Overall, the 3GPP NTN solution is broadly categorized into Cellular and SATCOM infrastructure elements. The 3GPP defined cellular infrastructure is comprised of Network Elements (NE) and Network Functions (NF) of gNodeB and 5G Core Network. Traditional SATCOM infrastructure is comprised of ground stations or gateways that track one or multiple visible or on-horizon satellites and provide feeder link connection as transport between Cellular Infrastructure NE/NF. SATCOM infrastructure also consists of logical entities like NTN Control Function (NCF) which interface with cellular Infra NE/NF and also control the satellite spot beams which provide service link using 5G NR air interface directly to mobile handsets.ย
NTN primarily supports two deployment architectures (refer to Figure 2): Transparent/Bent Pipe in 3GPP Releases 17 and 18 and Regenerative Payloads in 3GPP Release 19. A transparent payload has all the cellular infrastructure components, gNode Base Station (gNB)and 5G core network (5GCN), hosted on the ground with the satellite payload providing a transparent transport for the NR waveform to the mobile device.ย
A regenerative payload solution could have either the complete gNodeB (CU/DU/RU) or part of gNodeB (e.g.: RU/DU) hosted on the satellite payload with the remaining cellular infrastructure network functions (5GCN or CU with 5GCN) hosted on ground and connected to the DU/RU via the feeder link between the ground station and satellite.
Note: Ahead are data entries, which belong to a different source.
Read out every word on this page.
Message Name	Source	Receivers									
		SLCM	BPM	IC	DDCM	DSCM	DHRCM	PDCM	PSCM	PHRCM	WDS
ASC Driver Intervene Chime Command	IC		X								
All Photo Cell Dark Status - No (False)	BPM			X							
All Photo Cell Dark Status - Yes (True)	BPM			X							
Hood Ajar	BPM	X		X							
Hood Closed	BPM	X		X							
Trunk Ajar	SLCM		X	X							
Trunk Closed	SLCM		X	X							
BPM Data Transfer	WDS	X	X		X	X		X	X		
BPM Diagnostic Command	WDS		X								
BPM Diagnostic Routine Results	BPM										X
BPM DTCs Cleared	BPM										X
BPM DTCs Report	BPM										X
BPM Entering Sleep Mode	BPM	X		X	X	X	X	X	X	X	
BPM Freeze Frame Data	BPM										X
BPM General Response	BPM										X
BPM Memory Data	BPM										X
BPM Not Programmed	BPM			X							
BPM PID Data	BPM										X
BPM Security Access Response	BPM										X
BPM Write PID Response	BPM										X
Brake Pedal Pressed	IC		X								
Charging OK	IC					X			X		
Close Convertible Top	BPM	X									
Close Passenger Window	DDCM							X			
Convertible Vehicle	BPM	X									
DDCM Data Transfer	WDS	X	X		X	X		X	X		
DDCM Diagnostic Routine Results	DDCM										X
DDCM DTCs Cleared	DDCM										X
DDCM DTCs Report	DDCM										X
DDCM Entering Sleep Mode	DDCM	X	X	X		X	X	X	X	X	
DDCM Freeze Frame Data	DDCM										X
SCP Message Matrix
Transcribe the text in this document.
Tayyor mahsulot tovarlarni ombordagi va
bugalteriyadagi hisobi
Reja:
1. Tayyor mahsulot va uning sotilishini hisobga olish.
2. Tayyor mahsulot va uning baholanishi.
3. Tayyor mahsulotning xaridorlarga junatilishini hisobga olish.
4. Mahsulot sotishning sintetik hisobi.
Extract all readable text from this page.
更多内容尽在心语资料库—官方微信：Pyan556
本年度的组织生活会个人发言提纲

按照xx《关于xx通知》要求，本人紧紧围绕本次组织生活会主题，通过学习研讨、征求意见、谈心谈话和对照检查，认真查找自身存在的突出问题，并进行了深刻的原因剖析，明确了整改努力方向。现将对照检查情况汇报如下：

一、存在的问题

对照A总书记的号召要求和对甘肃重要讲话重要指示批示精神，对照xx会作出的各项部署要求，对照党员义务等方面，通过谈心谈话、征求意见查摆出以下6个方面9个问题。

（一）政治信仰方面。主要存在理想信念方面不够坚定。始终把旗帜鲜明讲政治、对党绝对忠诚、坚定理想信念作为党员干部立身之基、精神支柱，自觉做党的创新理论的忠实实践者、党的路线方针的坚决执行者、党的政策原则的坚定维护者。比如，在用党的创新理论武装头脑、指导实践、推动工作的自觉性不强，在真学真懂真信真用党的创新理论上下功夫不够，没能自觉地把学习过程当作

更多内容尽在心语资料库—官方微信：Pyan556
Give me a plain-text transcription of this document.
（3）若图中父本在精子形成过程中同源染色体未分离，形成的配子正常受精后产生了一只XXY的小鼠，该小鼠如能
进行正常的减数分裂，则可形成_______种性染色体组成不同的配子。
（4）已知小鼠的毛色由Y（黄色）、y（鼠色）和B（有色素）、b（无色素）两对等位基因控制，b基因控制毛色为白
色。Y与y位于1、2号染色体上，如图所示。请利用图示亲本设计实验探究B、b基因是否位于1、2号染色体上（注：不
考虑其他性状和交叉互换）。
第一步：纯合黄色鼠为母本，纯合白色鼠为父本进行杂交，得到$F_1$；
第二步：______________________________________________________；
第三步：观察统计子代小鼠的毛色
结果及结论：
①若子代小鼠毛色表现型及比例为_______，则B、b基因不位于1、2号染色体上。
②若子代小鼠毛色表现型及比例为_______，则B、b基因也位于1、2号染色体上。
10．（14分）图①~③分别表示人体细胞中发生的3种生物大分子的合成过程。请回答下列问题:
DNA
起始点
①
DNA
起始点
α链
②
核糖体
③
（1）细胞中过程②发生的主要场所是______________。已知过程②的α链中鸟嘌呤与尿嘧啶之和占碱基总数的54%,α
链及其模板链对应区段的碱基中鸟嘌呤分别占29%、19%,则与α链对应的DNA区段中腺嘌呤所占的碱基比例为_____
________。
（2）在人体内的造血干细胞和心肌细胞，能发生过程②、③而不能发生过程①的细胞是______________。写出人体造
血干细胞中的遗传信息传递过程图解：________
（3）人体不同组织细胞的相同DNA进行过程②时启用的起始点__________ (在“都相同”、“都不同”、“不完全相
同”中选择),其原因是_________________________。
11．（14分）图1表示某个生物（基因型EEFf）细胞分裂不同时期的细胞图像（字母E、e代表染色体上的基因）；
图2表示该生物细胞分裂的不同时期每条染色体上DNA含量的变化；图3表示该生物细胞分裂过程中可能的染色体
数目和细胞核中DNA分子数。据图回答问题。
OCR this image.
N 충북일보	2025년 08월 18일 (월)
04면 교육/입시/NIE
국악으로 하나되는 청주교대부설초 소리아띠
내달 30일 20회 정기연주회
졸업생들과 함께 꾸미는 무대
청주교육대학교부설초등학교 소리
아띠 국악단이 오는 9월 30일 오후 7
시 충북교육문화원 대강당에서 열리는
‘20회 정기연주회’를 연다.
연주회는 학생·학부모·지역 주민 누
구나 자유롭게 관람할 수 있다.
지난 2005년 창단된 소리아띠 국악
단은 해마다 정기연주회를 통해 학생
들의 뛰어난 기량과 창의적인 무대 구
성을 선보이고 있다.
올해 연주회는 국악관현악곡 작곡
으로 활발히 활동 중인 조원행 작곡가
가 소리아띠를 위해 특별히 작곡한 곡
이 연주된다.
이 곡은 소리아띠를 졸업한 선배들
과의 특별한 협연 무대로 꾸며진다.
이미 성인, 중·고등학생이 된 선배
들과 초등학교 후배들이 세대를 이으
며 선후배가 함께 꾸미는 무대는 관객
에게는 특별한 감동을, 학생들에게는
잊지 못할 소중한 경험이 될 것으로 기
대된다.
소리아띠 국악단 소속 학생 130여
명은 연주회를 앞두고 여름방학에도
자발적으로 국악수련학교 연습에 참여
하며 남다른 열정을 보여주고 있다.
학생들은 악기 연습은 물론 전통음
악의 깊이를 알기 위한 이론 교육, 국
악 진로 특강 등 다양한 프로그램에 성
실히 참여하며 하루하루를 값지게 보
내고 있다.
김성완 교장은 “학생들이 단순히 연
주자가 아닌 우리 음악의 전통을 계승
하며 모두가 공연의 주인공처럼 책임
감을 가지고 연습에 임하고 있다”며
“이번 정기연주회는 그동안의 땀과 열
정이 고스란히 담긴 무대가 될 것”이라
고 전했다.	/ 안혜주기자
The evolution of non-terrestrial networks (NTNs) represents a transformative shift in satellite communications. Traditional satellite networks, often hampered by proprietary systems and limited interoperability, are being replaced by flexible NTNs based on 3GPP standards. This transition not only ensures seamless integration with terrestrial networks, enhancing compatibility and reliability but also opens significant opportunities for telecom operators. With 3GPP standards, operators can extend their reach to underserved rural areas, offering new services that bridge the digital divide. This evolution enables communication service providers to explore innovative applications and create new revenue streams, such as enhanced mobile broadband, IoT services, and global connectivity solutions. As NTNs continue to advance, they hold the promise of revolutionizing the telecom landscape, driving both technological progress and economic growth.